At that moment, Isobel caught sight of Conchita’s sturdy, long-handed umbrella, which she had unaccountably left leaning against the filing cabinet.
“Muchas gracias, señora!” she said as she grabbed it.
The lobby seemed overly bright, and there was one lone security guard on duty.
“Sign out, please,” he droned.
She scrawled a squiggle underneath the squiggle Stan had scrawled just moments before. For the second time today, she peered out the front door of the building, trying to catch sight of the person she was trying to follow. Only this time, she had an umbrella.
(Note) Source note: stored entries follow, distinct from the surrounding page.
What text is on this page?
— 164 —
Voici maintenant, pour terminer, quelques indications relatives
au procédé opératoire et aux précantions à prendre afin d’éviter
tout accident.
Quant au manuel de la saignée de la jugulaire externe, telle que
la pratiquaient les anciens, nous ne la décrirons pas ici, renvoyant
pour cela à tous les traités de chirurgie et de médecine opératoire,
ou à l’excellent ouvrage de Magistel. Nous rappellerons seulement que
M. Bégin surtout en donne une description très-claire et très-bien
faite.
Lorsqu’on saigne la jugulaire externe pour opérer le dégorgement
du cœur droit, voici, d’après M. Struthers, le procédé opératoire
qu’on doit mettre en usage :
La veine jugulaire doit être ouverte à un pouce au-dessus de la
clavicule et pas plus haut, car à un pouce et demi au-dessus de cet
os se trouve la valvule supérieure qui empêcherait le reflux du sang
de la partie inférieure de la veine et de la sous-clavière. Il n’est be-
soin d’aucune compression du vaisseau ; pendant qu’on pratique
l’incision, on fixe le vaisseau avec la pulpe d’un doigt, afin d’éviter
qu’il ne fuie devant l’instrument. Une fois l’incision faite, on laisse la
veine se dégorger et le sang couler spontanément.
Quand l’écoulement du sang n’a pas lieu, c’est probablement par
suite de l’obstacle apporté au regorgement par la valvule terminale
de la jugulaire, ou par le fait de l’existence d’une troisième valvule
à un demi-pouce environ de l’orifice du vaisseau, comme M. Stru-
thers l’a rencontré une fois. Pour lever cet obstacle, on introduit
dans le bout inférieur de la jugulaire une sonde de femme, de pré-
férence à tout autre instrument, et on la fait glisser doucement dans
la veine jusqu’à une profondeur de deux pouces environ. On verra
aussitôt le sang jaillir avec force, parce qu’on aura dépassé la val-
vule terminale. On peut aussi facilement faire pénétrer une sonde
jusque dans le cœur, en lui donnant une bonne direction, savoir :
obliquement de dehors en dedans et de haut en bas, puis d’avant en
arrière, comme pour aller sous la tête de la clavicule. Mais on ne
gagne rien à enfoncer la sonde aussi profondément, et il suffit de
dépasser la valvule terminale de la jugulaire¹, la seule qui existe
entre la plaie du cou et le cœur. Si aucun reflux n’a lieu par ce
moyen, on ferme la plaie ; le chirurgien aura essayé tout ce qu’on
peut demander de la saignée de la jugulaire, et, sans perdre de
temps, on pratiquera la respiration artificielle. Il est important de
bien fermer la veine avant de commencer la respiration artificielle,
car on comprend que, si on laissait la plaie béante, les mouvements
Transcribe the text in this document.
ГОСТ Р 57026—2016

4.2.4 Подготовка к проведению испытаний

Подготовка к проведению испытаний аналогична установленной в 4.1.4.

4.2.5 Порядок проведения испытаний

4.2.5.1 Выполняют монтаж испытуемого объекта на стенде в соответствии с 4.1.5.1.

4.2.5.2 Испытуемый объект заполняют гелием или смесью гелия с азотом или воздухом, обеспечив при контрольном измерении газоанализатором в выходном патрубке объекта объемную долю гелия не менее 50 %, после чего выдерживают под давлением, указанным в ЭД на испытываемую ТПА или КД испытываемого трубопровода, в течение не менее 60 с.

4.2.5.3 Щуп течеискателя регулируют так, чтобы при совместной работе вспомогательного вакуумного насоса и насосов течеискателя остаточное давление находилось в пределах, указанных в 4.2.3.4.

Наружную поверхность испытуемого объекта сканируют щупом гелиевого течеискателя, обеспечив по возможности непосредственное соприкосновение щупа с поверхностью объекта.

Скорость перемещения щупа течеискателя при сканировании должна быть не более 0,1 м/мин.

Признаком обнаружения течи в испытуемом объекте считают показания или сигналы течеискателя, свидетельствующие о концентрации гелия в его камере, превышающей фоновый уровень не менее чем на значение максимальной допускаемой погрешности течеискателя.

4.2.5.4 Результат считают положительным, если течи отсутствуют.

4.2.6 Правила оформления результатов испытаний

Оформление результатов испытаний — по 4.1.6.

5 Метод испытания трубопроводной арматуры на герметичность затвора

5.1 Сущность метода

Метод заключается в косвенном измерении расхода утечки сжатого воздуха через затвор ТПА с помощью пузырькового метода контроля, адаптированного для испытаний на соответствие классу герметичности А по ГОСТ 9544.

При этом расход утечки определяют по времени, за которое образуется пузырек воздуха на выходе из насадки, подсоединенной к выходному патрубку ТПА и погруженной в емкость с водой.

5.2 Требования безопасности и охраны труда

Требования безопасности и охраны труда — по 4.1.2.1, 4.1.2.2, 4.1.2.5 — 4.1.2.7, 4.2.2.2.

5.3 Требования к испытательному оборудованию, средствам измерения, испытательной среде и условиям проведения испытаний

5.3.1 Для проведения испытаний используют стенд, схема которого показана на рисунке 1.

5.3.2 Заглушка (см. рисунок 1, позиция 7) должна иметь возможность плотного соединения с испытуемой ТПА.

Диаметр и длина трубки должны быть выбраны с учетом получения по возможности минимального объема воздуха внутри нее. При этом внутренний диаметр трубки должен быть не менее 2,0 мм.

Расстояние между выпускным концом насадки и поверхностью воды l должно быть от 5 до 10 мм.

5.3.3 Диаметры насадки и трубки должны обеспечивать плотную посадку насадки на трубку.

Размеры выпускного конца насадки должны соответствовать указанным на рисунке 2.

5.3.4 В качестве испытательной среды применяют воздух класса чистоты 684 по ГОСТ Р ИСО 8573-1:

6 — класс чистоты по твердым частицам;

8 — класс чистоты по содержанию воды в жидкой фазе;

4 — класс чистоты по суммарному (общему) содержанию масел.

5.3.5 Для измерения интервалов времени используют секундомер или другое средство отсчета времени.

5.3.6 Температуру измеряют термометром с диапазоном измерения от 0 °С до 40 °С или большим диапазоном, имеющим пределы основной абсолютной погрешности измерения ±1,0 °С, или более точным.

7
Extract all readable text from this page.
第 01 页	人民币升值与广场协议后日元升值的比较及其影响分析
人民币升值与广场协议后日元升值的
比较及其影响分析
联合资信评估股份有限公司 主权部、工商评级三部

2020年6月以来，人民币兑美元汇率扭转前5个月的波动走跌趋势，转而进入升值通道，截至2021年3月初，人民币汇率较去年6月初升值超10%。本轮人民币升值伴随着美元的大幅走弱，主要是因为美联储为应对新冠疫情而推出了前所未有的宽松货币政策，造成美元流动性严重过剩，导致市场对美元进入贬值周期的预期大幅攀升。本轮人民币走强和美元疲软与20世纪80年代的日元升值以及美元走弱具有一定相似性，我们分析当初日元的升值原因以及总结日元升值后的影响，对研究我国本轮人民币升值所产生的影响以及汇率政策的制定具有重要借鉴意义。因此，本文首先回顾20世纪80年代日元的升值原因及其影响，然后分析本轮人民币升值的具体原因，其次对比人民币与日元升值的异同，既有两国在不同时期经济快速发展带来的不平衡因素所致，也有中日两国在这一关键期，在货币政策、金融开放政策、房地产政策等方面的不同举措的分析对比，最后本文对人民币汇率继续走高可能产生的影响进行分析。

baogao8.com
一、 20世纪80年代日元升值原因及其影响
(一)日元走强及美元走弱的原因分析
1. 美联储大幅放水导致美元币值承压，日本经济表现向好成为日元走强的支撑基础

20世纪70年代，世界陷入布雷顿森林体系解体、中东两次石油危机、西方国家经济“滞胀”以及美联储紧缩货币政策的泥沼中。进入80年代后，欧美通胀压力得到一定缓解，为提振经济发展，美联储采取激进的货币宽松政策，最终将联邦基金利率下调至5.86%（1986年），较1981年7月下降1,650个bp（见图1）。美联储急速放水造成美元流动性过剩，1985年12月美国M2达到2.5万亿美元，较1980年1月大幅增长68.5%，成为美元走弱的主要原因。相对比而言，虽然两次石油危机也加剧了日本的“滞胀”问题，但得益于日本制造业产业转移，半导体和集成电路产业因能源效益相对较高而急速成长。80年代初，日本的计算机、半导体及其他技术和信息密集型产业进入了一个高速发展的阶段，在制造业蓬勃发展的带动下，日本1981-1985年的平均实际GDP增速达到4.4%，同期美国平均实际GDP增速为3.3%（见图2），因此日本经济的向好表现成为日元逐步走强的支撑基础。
But it had finally stopped raining, and the umbrella became one more unwieldy thing to carry. Still, as she followed Stan toward the subway, keeping a healthy distance, she knew better than to dump it. Ditching an umbrella, especially one as nice as this, would only guarantee another downpour.
She saw Stan descend the subway stairs on the downtown side and started after him.
Suddenly, she stopped short. What was she doing? She had an audition to go to! She knew she only had a few seconds to make her decision. She could take the uptown train and go to the audition she was already late for, with no makeup on, not warmed up, for people who probably remembered her as a blithering idiot.